A Frontier Road is Forged
This Texas Frontier town sprang up around Comanche Springs, the source of the Comanche River, where Native Americans had long relied on the water. When white settlers began to make their way into this area in 1849, they were headed West to California, chasing the promise of gold that had just been discovered. A reliable road was needed to make it to El Paso and so the San Antonio-El Paso Road, also known as the ‘Lower Emigrant Road,’ was established, following the Comanche Trail.
The route became an economically important trade route, connecting San Antonio and El Paso for travelers, mail, and freight service by people on horse and wagon. The ‘Upper Emigrant Road,’ which originated in Austin, intersected the lower road here near Comanche Springs which became a popular rest stop.
A Fort is Established
To protect people and supplies along the road from Natives and bandits, the Army constructed a series of fortifications, starting with Fort Inge in 1849. By 1851, the route was used for mail delivery, and in 1859, another fortification was established along Comanche Springs. It was named Fort Stockton in honor of Navy Commodore, Robert Field Stockton, noted for his role in the capture of California in the Mexican-American War.
On October 2, 1859, Albert D. Richardson (writer and eventual Union Army spy), passed through Fort Stockton which he described as: “a military outpost with three or four edifices with pearly, misty mountains in the background.”
During the Civil War
The fort was active throughout the Indian Wars until the Civil War broke out when U.S. troops were withdrawn from the post. Confederates briefly occupied the fort before they eventually withdrew as well. At the close of the war, not much was left of the original fort until July 1867 when Colonel Edward Hatch, Commander of the 9th Calvary, re-established Fort Stockton at its present location, about a half-mile north of where it originally stood.
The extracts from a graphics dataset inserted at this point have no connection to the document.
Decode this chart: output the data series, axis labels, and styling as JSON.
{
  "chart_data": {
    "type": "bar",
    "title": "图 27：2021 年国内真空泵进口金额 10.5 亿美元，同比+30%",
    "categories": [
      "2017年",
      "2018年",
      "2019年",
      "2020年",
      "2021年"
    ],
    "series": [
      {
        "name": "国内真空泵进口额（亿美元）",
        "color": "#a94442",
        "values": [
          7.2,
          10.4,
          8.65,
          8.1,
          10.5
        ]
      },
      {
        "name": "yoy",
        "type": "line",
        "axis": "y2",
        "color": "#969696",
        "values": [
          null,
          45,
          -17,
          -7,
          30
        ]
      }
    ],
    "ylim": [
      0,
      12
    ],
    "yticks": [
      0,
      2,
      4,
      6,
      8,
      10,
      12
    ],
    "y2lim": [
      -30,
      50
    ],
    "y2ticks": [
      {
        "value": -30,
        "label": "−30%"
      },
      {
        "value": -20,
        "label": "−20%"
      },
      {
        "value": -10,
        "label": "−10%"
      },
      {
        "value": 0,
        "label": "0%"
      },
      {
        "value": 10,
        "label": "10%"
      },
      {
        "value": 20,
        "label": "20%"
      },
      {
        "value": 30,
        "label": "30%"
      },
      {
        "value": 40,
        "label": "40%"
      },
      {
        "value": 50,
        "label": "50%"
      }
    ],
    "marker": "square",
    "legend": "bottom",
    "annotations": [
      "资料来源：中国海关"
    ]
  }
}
The new fort, which was re-established by 4 companies of Army Cavalry, was much larger and designed to stand more permanently. Encompassing 960 acres of leased land, the troops built about 35 buildings, the first of which was a guardhouse, completed in 1868. Of the structures they built, 2 were made of limestone and the rest of adobe.
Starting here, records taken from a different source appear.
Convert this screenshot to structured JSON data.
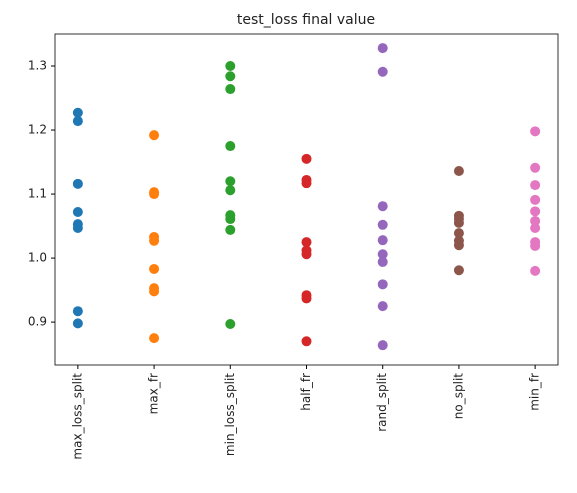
{
  "chart_data": {
    "type": "strip",
    "title": "test_loss final value",
    "categories": [
      "max_loss_split",
      "max_fr",
      "min_loss_split",
      "half_fr",
      "rand_split",
      "no_split",
      "min_fr"
    ],
    "colors": [
      "#1f77b4",
      "#ff7f0e",
      "#2ca02c",
      "#d62728",
      "#9467bd",
      "#8c564b",
      "#e377c2"
    ],
    "values": [
      [
        1.227,
        1.214,
        1.116,
        1.072,
        1.053,
        1.047,
        0.917,
        0.898
      ],
      [
        1.192,
        1.103,
        1.1,
        1.033,
        1.027,
        0.983,
        0.953,
        0.948,
        0.875
      ],
      [
        1.3,
        1.284,
        1.264,
        1.175,
        1.12,
        1.106,
        1.067,
        1.061,
        1.044,
        0.897
      ],
      [
        1.155,
        1.122,
        1.117,
        1.025,
        1.012,
        1.006,
        0.942,
        0.937,
        0.87
      ],
      [
        1.328,
        1.291,
        1.081,
        1.052,
        1.028,
        1.006,
        0.994,
        0.959,
        0.925,
        0.864
      ],
      [
        1.136,
        1.066,
        1.061,
        1.055,
        1.039,
        1.027,
        1.02,
        0.981
      ],
      [
        1.198,
        1.141,
        1.114,
        1.091,
        1.073,
        1.058,
        1.047,
        1.025,
        1.019,
        0.98
      ]
    ],
    "ylim": [
      0.833,
      1.35
    ],
    "yticks": [
      {
        "value": 0.9,
        "label": "0.9"
      },
      {
        "value": 1.0,
        "label": "1.0"
      },
      {
        "value": 1.1,
        "label": "1.1"
      },
      {
        "value": 1.2,
        "label": "1.2"
      },
      {
        "value": 1.3,
        "label": "1.3"
      }
    ]
  }
}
Buffalo Soldiers at Fort Stockton
Between 1867 and 1886, 87% of the calvary soldiers who were garrisoned at Fort Stockton were Buffalo Soldiers, named this by the Plains Tribe who encountered them on the frontier after the Civil War. While some were volunteers, others were conscripted and called by Congress to fight Apache, Comanche, and Sioux warriors during the Indian Wars. Despite their reputation for their bravery and tenacity in helping to settle the western frontier, these men were made to endure harsh living conditions, low pay, and racial prejudice.
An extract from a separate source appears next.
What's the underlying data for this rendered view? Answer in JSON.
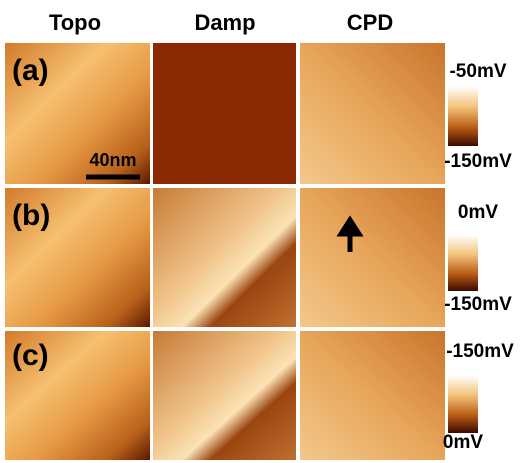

New Interest and Investors Come to Fort Stockton
In the days after the war, the fort also provided revenue and jobs for freighters, laborers, farmers, stockmen, and merchants. And thanks to its placement on the San Antonio-El Paso Road and access to the spring and nearby Pecos River, investors from San Antonio purchased large tracts of land here for agricultural development just after the war. They intended to capitalize on the water from the spring and rivers to irrigate croplands in western Texas and by 1870, there were 420 residents here, mostly from San Antonio. From this point, this outpost on the Western frontier would be subject to the ebbs and flows of the railroads and the petroleum industry that came to dominate the region.
Rise and Fall and Rise Again
In 1886, the military fort was abandoned and another potentially-devastating blow came when the Southern Pacific Railroad laid tracks in the area that bypassed Fort Stockton. And while this might’ve been a death-knell in most cases, this little outpost wasn’t done-for yet. In the late 1890s and early 1900s, it became the center of an extensive sheep and cattle industry that helped to bolster the economy, encouraging another rail line to lay tracks here in 1910-11. The Kansas City-Mexico Orient Railroad came to this area in 1900 and on November 9, 1912, their first passenger train would leave from this station.
But their success was short-lived. The company declared bankruptcy that same year and its next owner, William T. Kemper, made a fortune when oil was discovered under his newly-acquired tracks. In 1914, the railroad was reorganized and then again in 1925 and 1928. It was popularly called the Orient Railroad. In 1926, Yates Oil Field was opened and from then on, the prosperity of this town has been heavily dependent upon the petroleum industry.
Over the past century, drilling and production of oil have come to dominate the region as agriculture became more difficult. In the late 1950s, Comanche Spring finally went dry from years of overuse irrigating the harsh soil of West Texas.
Since then, Fort Stockton has experienced population growth as oilfield drilling and production in the area have continued to increase. Today, the remaining buildingsfrom Fort Stockton, as well as other historic structures relocated from around the region, are situated within a historic park that is well worth a visit if you’re in the area.